Em nota, a Cetrel disse que, nos últimos anos, tem investido na segurança e na confiabilidade das barragens RS1 e RS2, que armazenam água para situações de combate a incêndio no Polo Industrial de Camaçari.“Em 2018, foi concluída a substituição da tubulação do extravasor da RS1, um investimento de, aproximadamente, R$ 1 milhão. Em 2019 serão investidos mais R$ 300 mil para a elaboração de um projeto de melhorias que trará ainda mais robustez e segurança ao sistema”, diz a nota da Cetrel.Há, ainda, a Barragem de Zabumbão, em Paramirim, sob a responsabiliade da Companhia de Desenvolvimento do Vale do São Francisco (Codevasf), que não foi localizada até o fechamento desta edição. Barragem do Zabumbão, em Paramirim, é administrada pela Codevasf (Foto: Reprodução) Problema nacional No Brasil, a maioria das 45 barragens consideradas vulneráveis apresenta problemas de baixo nível de conservação, falta de documentos que comprovem a estabilidade da barragem ou até insuficiência do vertedor.
Das 24.092 barragens espalhadas pelo país, 723 foram classificadas tanto na categoria de risco, como na categoria que indica alguma espécie de dano potencial associado. Elas correspondem a 13% do total analisado. Significa que estas apresentaram algum aspecto que pode influenciar na possibilidade de ocorrência de acidente e que podem provocar algum dano causado em caso de rompimento.
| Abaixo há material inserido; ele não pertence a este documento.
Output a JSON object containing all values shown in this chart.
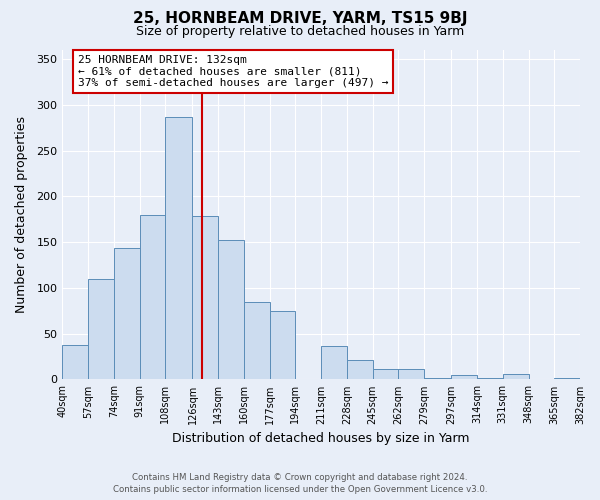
{
  "title": "25, HORNBEAM DRIVE, YARM, TS15 9BJ",
  "subtitle": "Size of property relative to detached houses in Yarm",
  "xlabel": "Distribution of detached houses by size in Yarm",
  "ylabel": "Number of detached properties",
  "bar_color": "#ccdcef",
  "bar_edge_color": "#5b8db8",
  "vline_x": 132,
  "vline_color": "#cc0000",
  "annotation_box_color": "#ffffff",
  "annotation_box_edge": "#cc0000",
  "bins": [
    40,
    57,
    74,
    91,
    108,
    126,
    143,
    160,
    177,
    194,
    211,
    228,
    245,
    262,
    279,
    297,
    314,
    331,
    348,
    365,
    382
  ],
  "bin_labels": [
    "40sqm",
    "57sqm",
    "74sqm",
    "91sqm",
    "108sqm",
    "126sqm",
    "143sqm",
    "160sqm",
    "177sqm",
    "194sqm",
    "211sqm",
    "228sqm",
    "245sqm",
    "262sqm",
    "279sqm",
    "297sqm",
    "314sqm",
    "331sqm",
    "348sqm",
    "365sqm",
    "382sqm"
  ],
  "heights": [
    38,
    110,
    144,
    180,
    287,
    179,
    152,
    85,
    75,
    0,
    36,
    21,
    11,
    11,
    2,
    5,
    2,
    6,
    1,
    2
  ],
  "ylim": [
    0,
    360
  ],
  "yticks": [
    0,
    50,
    100,
    150,
    200,
    250,
    300,
    350
  ],
  "footer_line1": "Contains HM Land Registry data © Crown copyright and database right 2024.",
  "footer_line2": "Contains public sector information licensed under the Open Government Licence v3.0.",
  "background_color": "#e8eef8",
  "plot_bg_color": "#e8eef8"
}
Outras 3.545 barragens foram classificadas pelos agentes fiscalizadores apenas na categoria de Risco (CRI), enquanto 5.459 receberam classificações relacionadas ao Dano Potencial Associado (DPA).
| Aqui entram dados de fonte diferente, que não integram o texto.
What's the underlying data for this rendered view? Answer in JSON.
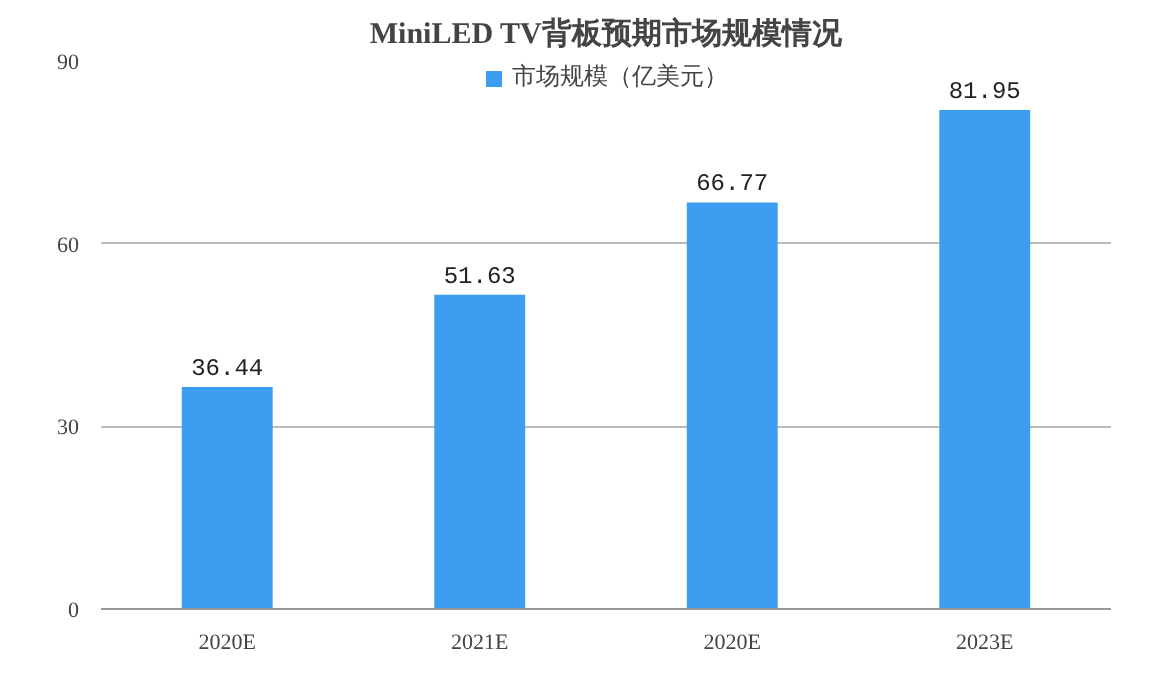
{
  "chart_data": {
    "type": "bar",
    "title": "MiniLED TV背板预期市场规模情况",
    "categories": [
      "2020E",
      "2021E",
      "2020E",
      "2023E"
    ],
    "series": [
      {
        "name": "市场规模（亿美元）",
        "color": "#3d9df0",
        "values": [
          36.44,
          51.63,
          66.77,
          81.95
        ]
      }
    ],
    "ylim": [
      0,
      90
    ],
    "yticks": [
      0,
      30,
      60,
      90
    ],
    "grid": "y",
    "legend": "top",
    "data_labels": true
  }
}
As mais de 24 mil barragens do Brasil foram construídas para diversas finalidades, desde acúmulo de água, rejeitos de minérios ou industriais ou para geração de energia. A maior parte, 9.827, são barragens de irrigação.
Os dados O levantamento da ANA inclui dados coletados entre 2016 e 2017. No período indicado foram registrados quatro acidentes e 10 incidentes envolvendo barragens, mas não foram registradas vítimas fatais.
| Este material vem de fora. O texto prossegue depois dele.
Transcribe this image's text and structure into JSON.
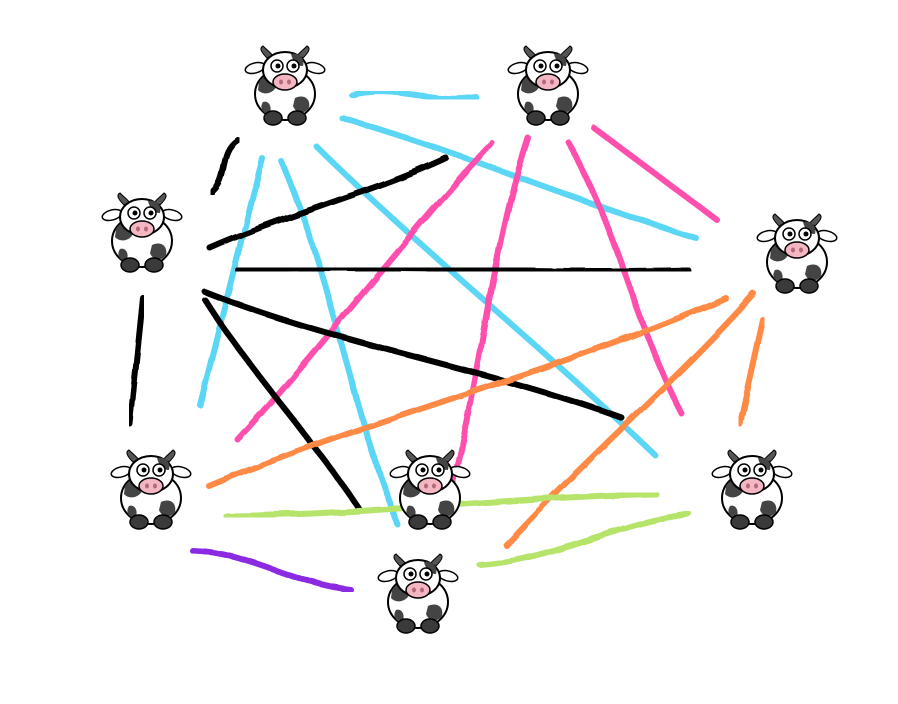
{
  "diagram": {
    "nodes": [
      {
        "id": "cow-1",
        "icon": "cow-icon"
      },
      {
        "id": "cow-2",
        "icon": "cow-icon"
      },
      {
        "id": "cow-3",
        "icon": "cow-icon"
      },
      {
        "id": "cow-4",
        "icon": "cow-icon"
      },
      {
        "id": "cow-5",
        "icon": "cow-icon"
      },
      {
        "id": "cow-6",
        "icon": "cow-icon"
      },
      {
        "id": "cow-7",
        "icon": "cow-icon"
      },
      {
        "id": "cow-8",
        "icon": "cow-icon"
      }
    ],
    "edges": [
      {
        "from": "cow-1",
        "to": "cow-2",
        "color": "#5bd6f5"
      },
      {
        "from": "cow-1",
        "to": "cow-4",
        "color": "#5bd6f5"
      },
      {
        "from": "cow-1",
        "to": "cow-5",
        "color": "#5bd6f5"
      },
      {
        "from": "cow-1",
        "to": "cow-7",
        "color": "#5bd6f5"
      },
      {
        "from": "cow-1",
        "to": "cow-3",
        "color": "#000000"
      },
      {
        "from": "cow-1",
        "to": "cow-6",
        "color": "#5bd6f5"
      },
      {
        "from": "cow-2",
        "to": "cow-3",
        "color": "#000000"
      },
      {
        "from": "cow-2",
        "to": "cow-4",
        "color": "#ff4fae"
      },
      {
        "from": "cow-2",
        "to": "cow-5",
        "color": "#ff4fae"
      },
      {
        "from": "cow-2",
        "to": "cow-6",
        "color": "#ff4fae"
      },
      {
        "from": "cow-2",
        "to": "cow-8",
        "color": "#ff4fae"
      },
      {
        "from": "cow-3",
        "to": "cow-4",
        "color": "#000000"
      },
      {
        "from": "cow-3",
        "to": "cow-5",
        "color": "#000000"
      },
      {
        "from": "cow-3",
        "to": "cow-8",
        "color": "#000000"
      },
      {
        "from": "cow-3",
        "to": "cow-6",
        "color": "#000000"
      },
      {
        "from": "cow-4",
        "to": "cow-5",
        "color": "#ff8a45"
      },
      {
        "from": "cow-4",
        "to": "cow-6",
        "color": "#ff8a45"
      },
      {
        "from": "cow-4",
        "to": "cow-7",
        "color": "#ff8a45"
      },
      {
        "from": "cow-5",
        "to": "cow-8",
        "color": "#b6e36a"
      },
      {
        "from": "cow-5",
        "to": "cow-6",
        "color": "#b6e36a"
      },
      {
        "from": "cow-6",
        "to": "cow-7",
        "color": "#8b2be2"
      }
    ]
  }
}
O relatório faz parte da Política Nacional de Segurança de Barragens (PNSB), instituída por lei em 2010. A lei aponta algumas diretrizes para atuação dos órgãos fiscalizadores e para empresas privadas que atuam no segmento.“É muito importante identificar as barragens que devem atender à PNSB, para priorizar as ações que garantam a sua integridade e segurança, além de repassar essas informações à sociedade”, disse o diretor da ANA, Oscar Cordeiro Netto.O relatório aponta que aumentou o número de barramentos cadastrados, de 73% para 97% do total, mas estima que o represamento artificial seja pelo menos três vezes maior do que o registrado oficialmente.
“O aumento no número de barragens cadastradas, na classificação das barragens e na identificação dos empreendedores são provas do avanço até aqui, mas o número reduzido de inspeções e de planos de segurança mostra o desafio pela frente. Para seguir avançando e garantir a segurança, fiscalizadoras, empreendedores e sociedade precisam se engajar cada vez mais”, completou Netto.
Segundo o levantamento, o Dnocs é o maior proprietário de barragens do Brasil, 253 no total. Atualmente, 179 barragens são identificadas como de acumulação em rios de domínio da União. Há 41 barragens em processo de regularização da outorga. Segundo a ANA, em 2017, foram aplicados 34 milhões de reais em serviços de operação, manutenção e recuperação de barragens. O volume é três vezes maior do que ano anterior.
Fiscalizadoras O Brasil possui 43 agentes fiscalizadores da situação das barragens. A competência de cada um depende do tipo de barragem ou da localização do rio, se de domínio federal ou estadual. Por exemplo, as barragens para geração de energia elétrica são fiscalizadas pela Agência Nacional de Energia Elétrica (ANEEL), enquanto as barragens de rejeitos minerais são de responsabilidade da Agência Nacional de Mineração (ANM). Já as barragens de usos múltiplos, geralmente, são fiscalizadas por órgãos estaduais.
O estudo também aponta que em 2017, foram feitas 780 fiscalizações, cerca de 16% a menos do que ano anterior. Não há nenhum ato de autorização, outorga ou licenciamento em 42% das barragens e em 76% dos casos não está definido se a barragem é ou não submetida à lei.
*Com supervisão das editoras Mariana Rios e Clarissa Pacheco.